After I had worked through these initial obstacles, my program was able to enumerate the tables in a SQLite database file and read the sqlite_schema
table to determine their names. For now I’ve stopped there, because I feel like I’ve developed a good understanding of the physical basis of database file storage.
Takeaways
With what I learned from my projects, I can return to my initial question of “what does a database look like physically?” At its simplest, my answer is two core facts:
- A key-value store is represented by a tree (probably a B+Tree or an LSM tree) which allows for atomic writes.
- Each table in a SQL database can be thought of as a key-value store, with primary keys as keys and rows as values.
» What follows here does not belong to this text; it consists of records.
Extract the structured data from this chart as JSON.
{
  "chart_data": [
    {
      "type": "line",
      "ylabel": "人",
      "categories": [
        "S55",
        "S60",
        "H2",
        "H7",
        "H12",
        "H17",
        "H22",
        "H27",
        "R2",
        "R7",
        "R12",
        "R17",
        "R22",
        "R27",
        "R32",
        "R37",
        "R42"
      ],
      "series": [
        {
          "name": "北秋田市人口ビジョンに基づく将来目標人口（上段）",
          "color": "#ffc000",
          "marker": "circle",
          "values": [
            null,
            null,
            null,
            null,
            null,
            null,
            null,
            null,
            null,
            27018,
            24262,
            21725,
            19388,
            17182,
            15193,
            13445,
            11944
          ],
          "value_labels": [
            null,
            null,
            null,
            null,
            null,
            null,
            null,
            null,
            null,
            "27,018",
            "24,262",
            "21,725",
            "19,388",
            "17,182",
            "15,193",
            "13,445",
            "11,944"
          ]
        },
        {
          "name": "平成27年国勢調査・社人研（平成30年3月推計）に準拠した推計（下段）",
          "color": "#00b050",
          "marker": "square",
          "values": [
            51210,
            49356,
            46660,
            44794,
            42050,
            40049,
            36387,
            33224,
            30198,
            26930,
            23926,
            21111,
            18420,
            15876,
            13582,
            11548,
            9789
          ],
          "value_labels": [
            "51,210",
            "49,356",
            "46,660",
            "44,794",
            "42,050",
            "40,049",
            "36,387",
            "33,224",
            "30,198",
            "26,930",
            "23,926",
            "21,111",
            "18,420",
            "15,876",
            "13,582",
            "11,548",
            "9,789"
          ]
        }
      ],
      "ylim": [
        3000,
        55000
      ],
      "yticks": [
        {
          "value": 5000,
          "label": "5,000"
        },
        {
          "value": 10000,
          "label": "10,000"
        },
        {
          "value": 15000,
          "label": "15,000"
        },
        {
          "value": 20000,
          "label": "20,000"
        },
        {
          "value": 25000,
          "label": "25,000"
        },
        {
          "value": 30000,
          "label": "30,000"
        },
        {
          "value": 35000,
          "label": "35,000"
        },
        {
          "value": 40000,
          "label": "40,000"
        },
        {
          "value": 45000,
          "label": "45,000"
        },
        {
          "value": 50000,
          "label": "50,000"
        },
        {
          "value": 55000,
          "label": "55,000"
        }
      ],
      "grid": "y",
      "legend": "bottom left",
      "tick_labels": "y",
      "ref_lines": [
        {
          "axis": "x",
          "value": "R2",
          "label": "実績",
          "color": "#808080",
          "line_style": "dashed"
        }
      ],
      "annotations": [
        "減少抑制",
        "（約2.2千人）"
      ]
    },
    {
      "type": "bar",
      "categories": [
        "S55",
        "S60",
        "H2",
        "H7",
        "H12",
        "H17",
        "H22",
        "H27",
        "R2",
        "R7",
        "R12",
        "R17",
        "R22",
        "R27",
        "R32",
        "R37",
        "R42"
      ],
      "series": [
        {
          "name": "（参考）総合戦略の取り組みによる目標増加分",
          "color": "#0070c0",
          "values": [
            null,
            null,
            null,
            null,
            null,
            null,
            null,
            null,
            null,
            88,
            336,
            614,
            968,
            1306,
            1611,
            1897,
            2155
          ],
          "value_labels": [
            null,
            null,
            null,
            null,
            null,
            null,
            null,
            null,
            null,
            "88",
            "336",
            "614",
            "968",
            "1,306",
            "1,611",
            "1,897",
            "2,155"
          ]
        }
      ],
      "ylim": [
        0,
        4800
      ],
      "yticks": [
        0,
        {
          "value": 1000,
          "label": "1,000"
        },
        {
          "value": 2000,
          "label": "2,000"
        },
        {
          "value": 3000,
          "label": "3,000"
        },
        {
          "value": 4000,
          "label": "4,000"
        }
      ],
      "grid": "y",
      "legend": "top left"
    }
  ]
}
Each column’s data is contained in the row, or in an overflow section the row points to.
My immediate curiosity is quenched, but the field of database implementation is vast and there are still plenty of things I’d like to learn!
- How are queries planned? This is sort of the ‘missing middle’ in my mental model of SQL queries. I understand parsing pretty well and I think I now understand what primitives the database has to manipulate its tables, but I’m curious what happens between. This is the question I’m most interested in, and most likely to return to in my batch.
- Sub-question: is a single-value query like
SELECT * FROM mytable WHERE mytable.id = 12345;
going through the query planner? Or is this equivalent to a single key lookup operation? Likewise for full-table scans likeSELECT * FROM mytable;
- Sub-question: is a single-value query like
- How are tables with multiple primary keys (like you’d use in an M:N relationship) represented? Are the keys concatenated?
- What is an index? I’ve never had cause to use one but I’ve also never worked with large volumes of production data in SQL.
- How do databases implement locking? My understanding is that SQLite only allows one writer for the database a time, but larger engines like MySQL or Postgres lock on a much more granular basis.
- What determines database performance characteristics? I’ve heard at truly large scales (e.g. Google) SQL doesn’t run fast enough; why is that? Is it a consequence of data layout, or the SQL query language, or the guarantees of the relational model?
- How are document databases (like Mongo or Firestore) similar or different to a key/value store or relational database under the hood?
Thanks to Nicholas Walton and Anna Hope for feedback on a draft of this post.